While it has been more than a decade since they have released any new music, the wait is over. Dec. 2, The Stones give you "Blue & Lonesome," a collection of blues covers the band has held sacred all of these years.
They cut the new album live in the studio without overdubs at the British Grove Studios in West London last December. This is historically relevant since the studio is near clubs the Stones plied their chops as a fledgling blues band.
Mick Jagger (vocals & harp), Keith Richards (guitar), Charlie Watts (drums), and Ronnie Wood (guitar) pulled together their long time touring sidemen Darryl Jones (bass), Chuck Leavell (keyboards) and Matt Clifford (keyboards) to kick out the 12 songs on the album. When you are The Stones and Eric Clapton just so happens to be recording in the next studio it makes sense to invite the man who's been called the "greatest guitarist in the world" to join in.
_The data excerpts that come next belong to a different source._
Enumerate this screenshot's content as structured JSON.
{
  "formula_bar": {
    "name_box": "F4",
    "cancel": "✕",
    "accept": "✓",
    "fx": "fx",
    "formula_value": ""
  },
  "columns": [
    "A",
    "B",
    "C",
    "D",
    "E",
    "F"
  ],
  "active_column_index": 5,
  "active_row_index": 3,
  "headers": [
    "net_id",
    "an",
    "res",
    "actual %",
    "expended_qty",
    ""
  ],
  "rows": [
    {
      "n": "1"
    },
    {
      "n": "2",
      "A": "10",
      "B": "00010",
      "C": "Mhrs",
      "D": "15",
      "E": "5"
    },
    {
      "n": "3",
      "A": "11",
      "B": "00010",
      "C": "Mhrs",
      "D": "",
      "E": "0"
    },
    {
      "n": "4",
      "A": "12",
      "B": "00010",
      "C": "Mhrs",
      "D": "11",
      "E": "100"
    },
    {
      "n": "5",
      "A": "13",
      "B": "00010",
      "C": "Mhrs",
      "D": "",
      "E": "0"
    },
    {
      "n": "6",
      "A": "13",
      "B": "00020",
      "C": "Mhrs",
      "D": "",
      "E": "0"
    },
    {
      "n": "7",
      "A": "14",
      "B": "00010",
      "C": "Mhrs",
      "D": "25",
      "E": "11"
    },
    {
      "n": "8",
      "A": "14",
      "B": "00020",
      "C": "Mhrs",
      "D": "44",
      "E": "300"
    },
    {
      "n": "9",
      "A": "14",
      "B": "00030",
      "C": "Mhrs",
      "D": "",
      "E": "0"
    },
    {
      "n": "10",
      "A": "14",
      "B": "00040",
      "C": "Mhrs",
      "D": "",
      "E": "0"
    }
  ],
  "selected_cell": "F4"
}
Clapton plays on two of the tracks.
The Stones music is deeply rooted in the blues, especially from the Chicago blues scene. Their first albums included songs by Muddy Waters, Jimmy Reed and Willie Dixon. The new album covers songs by those blues legends as well as Eddie Taylor, Little Walter and Howlin' Wolf.
Since forming in 1962 and taking their name from the Howlin' Wolf song Rollin' Stone, it's fitting after dozens of albums, The Rolling Stones come full circle and put out an album of songs from their hero's.